Why More Young Adults Aren't Having Sex?
There are: In a new paper, we find that twice as many 20 to 24-year-olds born in the 1990s (15%) have not had sex since turning 18, compared to only 6% of 10- to 24-year-olds born in the late 1960s. The same pattern appeared in a more comprehensive analysis including adults of all ages that more precisely controlled for age. In a Washington Post article covering the study, young people mentioned a variety of reasons for not having sex, from doing other things to just not wanting to take the risk of a messy sexual relationship.
I can hear the collective reaction: Whaaaa? With all of the sex pervading the culture, how can this be? But this isn’t the only study to find this pattern – teens are also less likely to have sex now. In data from a biannual survey done by the Centers for Disease Control, 41% of high school students in 2015 had had sex, down from 54% in 1991.
The next question is why: Why are more Millennials and iGen putting off sex? The why question is always tough to answer in data like this: You can see what changes at the same time that might be related, but it’s virtually impossible to say for sure if it’s the cause. Correlation (or co-occurence) is not causation. But there is one sure-fire rule here: If something doesn’t change in the right direction, then it can’t be the cause.
That immediately rules out one of the explanations I keep hearing. In the Washington Post article, several experts theorized that young people today are too busy working and studying to have sex. But that isn’t true: In fact, teens and young adults in their early 20s are less likely to be working than they were 10 years ago. High school students in the 2010s spent less time on homework than their predecessors in the early 1990s, and several studies have found that college students in recent years study less than their counterparts in earlier decades – earlier decades when young adults were much more likely to be getting it on. Somehow Boomers and GenX’ers found the time for both.
That might be because they were not on their phones all the time. That’s another possible cause of the decline of sex: Young people (and possibly all of us) are so busy texting, watching YouTube videos, using Snapchat filters, and so on that they’re not having sex. More precisely, if these online forms of communication have replaced getting together in person, there are fewer opportunities to have sex. Or sex just isn’t as attractive when there are so many other ways to entertain yourself. Sometimes when you say you want to “Netflix and Chill” (a recent euphemism for sex), you might want to actually Netflix and Chill.
Or watch some porn. Pornography has become incredibly accessible, and for some young people watching it might be enough. Others might find actual sex disappointing after watching so much porn. In a recent cover story in Time magazine, several young men said they cannot perform sexually with real women because only porn excites them.
There’s another possibility: Millennials and iGen are growing up more slowly. The average age at first marriage and first birth has been going up for awhile now. GenX’ers had sex earlier than Boomers and Silents but married and had kids later.
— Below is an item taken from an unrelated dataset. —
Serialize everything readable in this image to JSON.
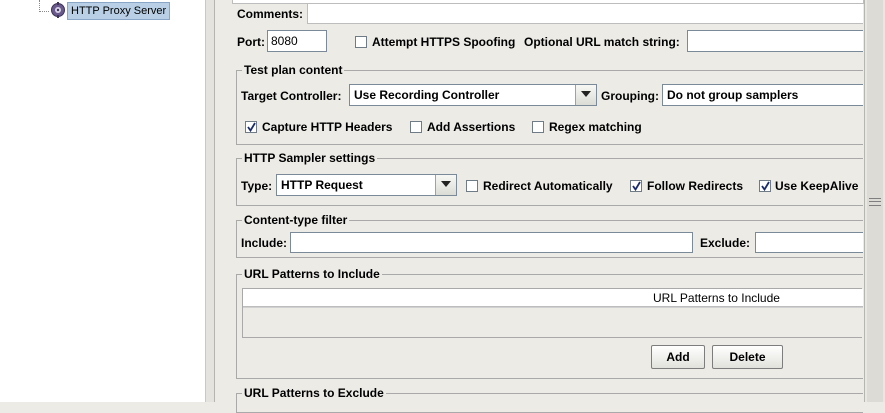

Now, late Millennials and iGen are putting off everything. Sex is joining the late to adulthood party. That could be situational: More Millennials live with their parents, not a sexy situation.
This is an interesting dilemma: We live in an era when premarital sex is more acceptable than ever, part of a wide-ranging theme of more individualism. That’s the primary focus of my book Generation Me: Each generation becomes more focused on the self and less on following social rules. In that system, premarital sex is fine: If it feels good, do it. There’s a corollary, though: It’s also fine to not do it. Individualism also means the freedom to not have sex.
There’s a related trend here: Millennials and iGen are, at least physically, the safest generation in modern times, and possibly in history. Deaths from homicides and car accidents are at the lowest levels they’ve been in decades. Individualism (combined with economic pressures and birth control) means fewer children per family, and that means a generation brought up to be very, very careful. If that caution extends to sex, putting off sexuality might be attractive. That’s particularly true due to iGen’s recent tendency to emphasize not just physical safety but emotional safety -- which is, for example, the impetus behind recent college campus trends such as safe spaces and trigger warnings. iGen in particular does not want to get hurt, and sexual relationships are messy things.
So is this trend toward later sex good or bad? I’d love to hear what you think. I can see both sides: Waiting until you are ready to have sex is always a good idea. But, especially when you’re in your early 20s, sex is one of the best parts of life. Enjoy it now, before your energy starts to fade and family and career pressures mount. Netflix can wait.